CUDA 10.1 - tensorflow build configuration fails

Hello,

I want to build tensorflow 1.14 using CUDA 10.1.168 and CUDNN 7.6.1.34 on Manjaro. But when launching ./configure, it fails when I type CUDA’s version. I have been through :

sudo pacman -S cuda cudnn
./bazel_0.24.1_installer_linux_x86_64.sh --user
export PATH='$PATH:$HOME/bin'
git clone https://github.com/tensorflow/tensorflow.git
cd tensorflow
git checkout r1.14
./configure

and then I got the following :

WARNING: --batch mode is deprecated. Please instead explicitly shut down your Bazel server using the command "bazel shutdown".
You have bazel 0.24.1 installed.
Please specify the location of python. [Default is /usr/bin/python]: 

Found possible Python library paths:
  /usr/lib/python3.7/site-packages
Please input the desired Python library path to use.  Default is [/usr/lib/python3.7/site-packages]

Do you wish to build TensorFlow with XLA JIT support? [Y/n]: 
XLA JIT support will be enabled for TensorFlow.

Do you wish to build TensorFlow with OpenCL SYCL support? [y/N]: 
No OpenCL SYCL support will be enabled for TensorFlow.

Do you wish to build TensorFlow with ROCm support? [y/N]: 
No ROCm support will be enabled for TensorFlow.

Do you wish to build TensorFlow with CUDA support? [y/N]: y
CUDA support will be enabled for TensorFlow.

Do you wish to build TensorFlow with TensorRT support? [y/N]: 
No TensorRT support will be enabled for TensorFlow.
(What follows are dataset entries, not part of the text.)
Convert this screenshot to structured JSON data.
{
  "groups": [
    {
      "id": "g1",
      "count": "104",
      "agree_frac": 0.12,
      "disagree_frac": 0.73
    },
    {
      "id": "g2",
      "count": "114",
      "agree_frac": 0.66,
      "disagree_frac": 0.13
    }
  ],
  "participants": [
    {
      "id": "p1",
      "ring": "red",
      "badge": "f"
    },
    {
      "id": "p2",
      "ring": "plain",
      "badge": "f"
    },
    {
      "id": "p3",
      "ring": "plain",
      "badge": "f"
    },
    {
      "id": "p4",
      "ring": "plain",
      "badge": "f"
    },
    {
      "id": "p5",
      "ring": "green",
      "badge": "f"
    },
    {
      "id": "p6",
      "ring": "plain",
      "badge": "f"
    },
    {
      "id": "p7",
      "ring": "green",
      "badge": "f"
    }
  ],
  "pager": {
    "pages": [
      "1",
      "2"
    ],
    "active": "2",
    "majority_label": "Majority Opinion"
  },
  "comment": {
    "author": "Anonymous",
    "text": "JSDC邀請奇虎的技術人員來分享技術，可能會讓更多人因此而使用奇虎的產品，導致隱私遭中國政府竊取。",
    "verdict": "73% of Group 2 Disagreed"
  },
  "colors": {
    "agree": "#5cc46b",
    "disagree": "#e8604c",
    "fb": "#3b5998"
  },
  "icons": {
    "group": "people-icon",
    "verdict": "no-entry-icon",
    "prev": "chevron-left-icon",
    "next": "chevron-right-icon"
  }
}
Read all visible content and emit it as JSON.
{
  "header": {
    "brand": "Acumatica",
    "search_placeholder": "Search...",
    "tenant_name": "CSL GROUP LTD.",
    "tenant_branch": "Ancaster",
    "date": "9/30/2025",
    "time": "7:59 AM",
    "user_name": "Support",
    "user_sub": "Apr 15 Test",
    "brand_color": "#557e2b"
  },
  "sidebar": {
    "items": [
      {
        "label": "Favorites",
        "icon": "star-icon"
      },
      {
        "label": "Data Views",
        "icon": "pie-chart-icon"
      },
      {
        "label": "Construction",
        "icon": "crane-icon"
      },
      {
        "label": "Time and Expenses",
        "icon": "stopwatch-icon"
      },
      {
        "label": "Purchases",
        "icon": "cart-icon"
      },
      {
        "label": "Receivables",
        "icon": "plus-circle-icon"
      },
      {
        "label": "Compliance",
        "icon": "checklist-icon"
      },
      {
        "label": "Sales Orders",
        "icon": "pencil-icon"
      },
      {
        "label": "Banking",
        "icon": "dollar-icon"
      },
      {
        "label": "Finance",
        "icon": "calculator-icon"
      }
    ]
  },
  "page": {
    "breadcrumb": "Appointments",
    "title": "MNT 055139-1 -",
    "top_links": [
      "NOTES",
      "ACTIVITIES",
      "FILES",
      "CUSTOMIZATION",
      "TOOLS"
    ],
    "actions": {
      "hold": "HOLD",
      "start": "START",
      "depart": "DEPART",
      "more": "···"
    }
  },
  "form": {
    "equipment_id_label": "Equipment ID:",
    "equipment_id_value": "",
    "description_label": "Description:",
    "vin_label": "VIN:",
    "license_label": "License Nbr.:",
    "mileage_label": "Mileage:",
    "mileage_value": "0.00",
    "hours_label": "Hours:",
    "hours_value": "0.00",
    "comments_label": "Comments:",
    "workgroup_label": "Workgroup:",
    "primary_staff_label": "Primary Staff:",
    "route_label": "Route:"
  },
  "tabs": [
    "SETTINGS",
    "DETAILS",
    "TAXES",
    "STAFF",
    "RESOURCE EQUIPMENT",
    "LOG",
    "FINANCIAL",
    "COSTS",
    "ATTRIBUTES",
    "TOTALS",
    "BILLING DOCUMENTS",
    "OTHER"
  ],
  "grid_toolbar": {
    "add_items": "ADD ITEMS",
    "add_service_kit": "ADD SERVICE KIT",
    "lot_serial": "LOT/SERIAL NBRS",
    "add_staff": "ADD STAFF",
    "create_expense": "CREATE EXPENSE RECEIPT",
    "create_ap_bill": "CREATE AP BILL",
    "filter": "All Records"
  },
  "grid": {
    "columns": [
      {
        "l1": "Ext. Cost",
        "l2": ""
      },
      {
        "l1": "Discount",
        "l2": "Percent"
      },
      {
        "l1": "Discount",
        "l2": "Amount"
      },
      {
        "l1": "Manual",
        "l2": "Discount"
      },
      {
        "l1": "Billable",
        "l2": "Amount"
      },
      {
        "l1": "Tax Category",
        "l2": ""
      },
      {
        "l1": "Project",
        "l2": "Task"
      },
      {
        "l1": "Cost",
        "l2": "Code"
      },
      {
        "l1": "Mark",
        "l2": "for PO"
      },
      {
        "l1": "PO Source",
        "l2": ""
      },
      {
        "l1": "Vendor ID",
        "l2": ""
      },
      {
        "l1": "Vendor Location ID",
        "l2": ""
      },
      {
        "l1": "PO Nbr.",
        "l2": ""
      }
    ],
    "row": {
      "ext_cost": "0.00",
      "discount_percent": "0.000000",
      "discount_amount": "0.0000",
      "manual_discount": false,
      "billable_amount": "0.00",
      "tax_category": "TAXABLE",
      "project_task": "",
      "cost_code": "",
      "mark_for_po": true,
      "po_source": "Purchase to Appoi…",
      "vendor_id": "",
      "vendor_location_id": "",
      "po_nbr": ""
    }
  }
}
Could not find any cuda.h matching version '' in any subdirectory:
        ''
        'include'
        'include/cuda'
        'include/*-linux-gnu'
        'extras/CUPTI/include'
        'include/cuda/CUPTI'
of:
        '/opt/cuda/extras/CUPTI/lib64'
        '/opt/cuda/lib64'
        '/opt/cuda/nvvm/lib64'
        '/usr'
        '/usr/lib'
        '/usr/lib/libfakeroot'
        '/usr/lib32'
Asking for detailed CUDA configuration...

Please specify the CUDA SDK version you want to use. [Leave empty to default to CUDA 10]: 10.1.168

Please specify the cuDNN version you want to use. [Leave empty to default to cuDNN 7]: 7.6.1.34

Please specify the locally installed NCCL version you want to use. [Leave empty to use http://github.com/nvidia/nccl]: 1.3

Please specify the comma-separated list of base paths to look for CUDA libraries and headers. [Leave empty to use the default]: 5.0

Could not find any cuda.h matching version '10.1.168' in any subdirectory:
        ''
        'include'
        'include/cuda'
        'include/*-linux-gnu'
        'extras/CUPTI/include'
        'include/cuda/CUPTI'
of:
Asking for detailed CUDA configuration...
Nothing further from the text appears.